Meu pai, engenheiro, trabalhou no setor de planejamento da produção de


uma empresa produtora de autopeças, subsidiária de uma firma
transnacional francesa montadora de automóveis. Certa vez, o acompanhei
a procurar um livro técnico que tinha esquecido no local de trabalho, e que
precisava consultar. Para chegar a sua sala atravessamos a fábrica,
passando por diversos setores de produção. Impressionei-me com o ruído
ensurdecedor e o movimento incessante das empilhadeiras Caterpillar
carregando peças e outros materiais de um lado a outro, o cheiro da areia
queimada e dos materiais utilizados para a produção das autopeças e a
quantidade de trabalhadores em diferentes setores. Aquela realidade de
muitos homens pobres trabalhando duramente, o calor impressionante dos
fornos, os cheiros característicos da produção, me toco fundo, e para mim a
fábrica que tinha acabado de visitar era isso, uma quantidade incrível de
homens pobres trabalhando duramente.

Anos mais tarde visitei novamente essa empresa para iniciar a pesquisa que
daria lugar a minha dissertação de mestrado, depois de ter lido e estudado
a teoria do processo de trabalho capitalista, abordando os autores clássicos
e contemporâneos. Agora a realidade social da fábrica tinha se
transformado completamente a meus olhos. Podia ver que aquele
amontoado de homens que observei na minha primeira visita, em realidade
estavam organizados em linhas de montagem, distribuídos em função do
seguinte princípio: um trabalhador, um posto de trabalho, e que esse tipo
de organização do trabalho se denominava taylorismo-fordismo.
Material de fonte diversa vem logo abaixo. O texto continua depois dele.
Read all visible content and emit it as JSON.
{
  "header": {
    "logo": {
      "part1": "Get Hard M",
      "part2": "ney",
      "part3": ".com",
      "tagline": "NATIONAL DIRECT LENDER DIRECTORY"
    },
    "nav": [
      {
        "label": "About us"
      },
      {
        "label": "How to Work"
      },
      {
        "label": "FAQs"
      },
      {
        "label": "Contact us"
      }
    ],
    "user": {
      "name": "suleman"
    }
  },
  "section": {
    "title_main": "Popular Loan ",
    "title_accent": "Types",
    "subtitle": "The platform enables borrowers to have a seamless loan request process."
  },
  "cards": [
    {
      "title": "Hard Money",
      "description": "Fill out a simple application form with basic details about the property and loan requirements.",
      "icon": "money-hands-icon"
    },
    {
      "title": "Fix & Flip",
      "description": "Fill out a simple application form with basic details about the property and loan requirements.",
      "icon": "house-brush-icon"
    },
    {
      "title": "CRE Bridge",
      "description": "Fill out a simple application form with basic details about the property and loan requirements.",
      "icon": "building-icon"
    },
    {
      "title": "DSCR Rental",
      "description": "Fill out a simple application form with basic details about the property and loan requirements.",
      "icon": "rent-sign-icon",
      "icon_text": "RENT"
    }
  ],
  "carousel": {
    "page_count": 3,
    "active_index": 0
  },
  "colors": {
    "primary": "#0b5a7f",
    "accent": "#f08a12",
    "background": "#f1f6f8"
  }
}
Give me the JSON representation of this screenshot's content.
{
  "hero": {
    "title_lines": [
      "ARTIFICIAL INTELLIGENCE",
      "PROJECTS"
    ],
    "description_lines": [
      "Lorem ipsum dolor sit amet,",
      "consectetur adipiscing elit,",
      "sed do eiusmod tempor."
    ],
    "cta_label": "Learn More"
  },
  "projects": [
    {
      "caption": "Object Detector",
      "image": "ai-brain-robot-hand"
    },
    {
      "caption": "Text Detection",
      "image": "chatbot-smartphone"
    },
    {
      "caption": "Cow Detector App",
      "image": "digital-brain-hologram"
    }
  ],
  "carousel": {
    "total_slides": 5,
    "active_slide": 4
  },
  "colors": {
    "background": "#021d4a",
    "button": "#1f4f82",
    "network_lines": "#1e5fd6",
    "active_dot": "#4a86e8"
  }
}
Cada
trabalhador realizava pequenos gestos operatórios e o ritmo do trabalho
dependia da velocidade da esteira rolante. Capatazes vigiavam com
cronômetros o trabalho dos homens. Percebi que no curso do
desenvolvimento histórico do processo de trabalho capitalista, o velho
trabalho artesanal fora dividido à exaustão, e que se apresentava em
migalhas, que os trabalhadores artesãos foram expropriados do saber- fazer
que lhes permitia a realização de um trabalho completo, abarcando do
planejamento até a execução. Observei a divisão capitalista do trabalho, o
planejamento era realizado pelos técnicos e engenheiros da empresa, e a
execução do trabalho reduzida a gestos operatórios simples, por
trabalhadores desqualificados. Vi os trabalhadores procurando pausas para
fugir do trabalho maçante, rotineiro, os olhares atentos e preocupados dos
capatazes, as estratégias de recusa dos trabalhadores à realização do
trabalho em migalhas. Tinha perante meus olhos o resultado da
expropriação histórica do processo de trabalho artesanal pelos patrões
capitalistas, um trabalho completo, anteriormente realizado pelos mestres
de oficio. Observei nitidamente o controle sobre o processo de trabalho
assumido pela empresa, representada pelo seu corpo técnico e as
resistências da classe trabalhadora à rotina e ao controle sobre o trabalho,
dentre outros aspectos.

Fonte: Elaboração da professora Dra. Analía Soria Batista (UNB)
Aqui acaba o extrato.